To the editor:
The city of Beverly is currently in negotiation with the Black Cow to grant a long-term lease to operate a restaurant on the site of the former McDonald’s on the Beverly waterfront. The city purchased the property utilizing state of Massachusetts conservation grant funding that requires it to be utilized in perpetuity as an open space recreational waterfront park. This intent and the applicable laws should not be circumvented to establish another usage. We need to maintain and enhance the limited Beverly Harbor recreational parkland for use by the general public, not eliminate it in favor of a high-end restaurant used by a few. Note the draft lease specifically prohibits fast food services that would be used by the people utilizing the boating facilities and public access areas adjacent to the leased property.

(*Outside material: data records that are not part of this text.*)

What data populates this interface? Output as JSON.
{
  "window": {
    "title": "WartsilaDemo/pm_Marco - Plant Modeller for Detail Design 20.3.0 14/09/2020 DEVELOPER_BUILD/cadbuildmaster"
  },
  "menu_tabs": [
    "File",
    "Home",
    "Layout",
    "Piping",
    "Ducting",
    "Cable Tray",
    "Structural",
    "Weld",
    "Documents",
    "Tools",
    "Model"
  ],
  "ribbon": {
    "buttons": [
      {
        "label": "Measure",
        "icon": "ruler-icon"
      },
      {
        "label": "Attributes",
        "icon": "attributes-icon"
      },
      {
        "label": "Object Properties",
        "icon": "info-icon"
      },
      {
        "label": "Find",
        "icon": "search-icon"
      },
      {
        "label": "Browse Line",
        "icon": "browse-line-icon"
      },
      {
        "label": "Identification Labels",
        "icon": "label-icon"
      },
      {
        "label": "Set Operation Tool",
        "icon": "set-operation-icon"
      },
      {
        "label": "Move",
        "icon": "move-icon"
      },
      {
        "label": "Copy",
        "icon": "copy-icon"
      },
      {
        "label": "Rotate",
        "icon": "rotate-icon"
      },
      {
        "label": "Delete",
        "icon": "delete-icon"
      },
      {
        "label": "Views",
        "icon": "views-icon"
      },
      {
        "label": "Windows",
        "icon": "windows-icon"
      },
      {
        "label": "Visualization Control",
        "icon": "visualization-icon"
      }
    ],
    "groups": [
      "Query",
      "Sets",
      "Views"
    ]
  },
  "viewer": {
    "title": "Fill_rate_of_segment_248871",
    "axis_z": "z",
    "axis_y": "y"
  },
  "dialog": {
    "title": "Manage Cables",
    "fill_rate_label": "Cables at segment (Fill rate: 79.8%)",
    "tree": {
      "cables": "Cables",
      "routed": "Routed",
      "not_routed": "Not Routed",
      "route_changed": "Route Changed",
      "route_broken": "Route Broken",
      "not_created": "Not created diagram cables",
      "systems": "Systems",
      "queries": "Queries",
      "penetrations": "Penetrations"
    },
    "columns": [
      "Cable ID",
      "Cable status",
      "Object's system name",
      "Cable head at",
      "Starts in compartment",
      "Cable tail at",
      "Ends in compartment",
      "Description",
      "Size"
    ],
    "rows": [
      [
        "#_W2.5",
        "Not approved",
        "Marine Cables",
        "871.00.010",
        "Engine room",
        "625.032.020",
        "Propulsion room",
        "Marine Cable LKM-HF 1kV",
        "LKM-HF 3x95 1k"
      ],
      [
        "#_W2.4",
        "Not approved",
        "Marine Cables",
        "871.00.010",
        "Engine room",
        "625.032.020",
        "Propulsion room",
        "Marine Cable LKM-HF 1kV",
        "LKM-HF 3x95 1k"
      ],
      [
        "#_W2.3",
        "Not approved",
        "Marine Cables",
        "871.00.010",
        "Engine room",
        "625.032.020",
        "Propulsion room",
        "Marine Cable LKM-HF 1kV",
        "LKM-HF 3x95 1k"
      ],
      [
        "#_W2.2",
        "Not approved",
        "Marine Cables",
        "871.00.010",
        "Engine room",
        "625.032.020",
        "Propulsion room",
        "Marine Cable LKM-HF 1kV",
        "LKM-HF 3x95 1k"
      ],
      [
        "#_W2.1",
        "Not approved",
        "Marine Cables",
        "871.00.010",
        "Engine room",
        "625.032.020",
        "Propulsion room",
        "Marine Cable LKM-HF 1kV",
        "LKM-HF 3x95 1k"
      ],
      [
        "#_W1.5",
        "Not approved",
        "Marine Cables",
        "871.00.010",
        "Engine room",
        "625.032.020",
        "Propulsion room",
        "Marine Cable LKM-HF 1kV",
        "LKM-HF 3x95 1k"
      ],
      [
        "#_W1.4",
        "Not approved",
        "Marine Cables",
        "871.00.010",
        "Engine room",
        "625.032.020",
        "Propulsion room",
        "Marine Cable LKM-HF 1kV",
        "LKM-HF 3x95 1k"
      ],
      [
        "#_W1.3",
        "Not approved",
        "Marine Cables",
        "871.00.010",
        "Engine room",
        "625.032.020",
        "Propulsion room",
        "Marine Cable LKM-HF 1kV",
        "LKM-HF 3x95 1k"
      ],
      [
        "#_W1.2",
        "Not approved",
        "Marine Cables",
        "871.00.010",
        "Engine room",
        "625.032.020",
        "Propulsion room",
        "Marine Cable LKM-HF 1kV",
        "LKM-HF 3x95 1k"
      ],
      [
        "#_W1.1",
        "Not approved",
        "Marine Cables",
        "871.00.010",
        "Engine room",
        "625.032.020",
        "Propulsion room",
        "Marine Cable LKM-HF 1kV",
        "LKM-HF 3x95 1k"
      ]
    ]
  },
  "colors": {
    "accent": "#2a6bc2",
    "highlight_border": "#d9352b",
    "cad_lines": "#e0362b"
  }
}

Under the terms of the grant, the property is now conservation land and must be dedicated and used for park and passive recreation purposes. It is permanently protected open space under Article 97 of the state Constitution. Accordingly, the city cannot “sell, transfer, lease, relinquish, release, alienate, or change the control or use of, or any right to, the property” without obtaining multiple state approvals. A review of the draft lease indicates there will be virtually no open space parkland remaining after the project is completed. No unbiased assessment of the planned usage would conclude the parcel is dedicated to open-space conservation usage. Approval of the Massachusetts Legislature is required if the project as proposed is to be authorized. Even if such authorization were granted, the city would be obligated to provide other property of equal value and utility to replace the lost parkland. Hardly feasible! Where? How funded? Use of the major portion of the site for a large, high-end commercial restaurant used only by the few patrons is unacceptable.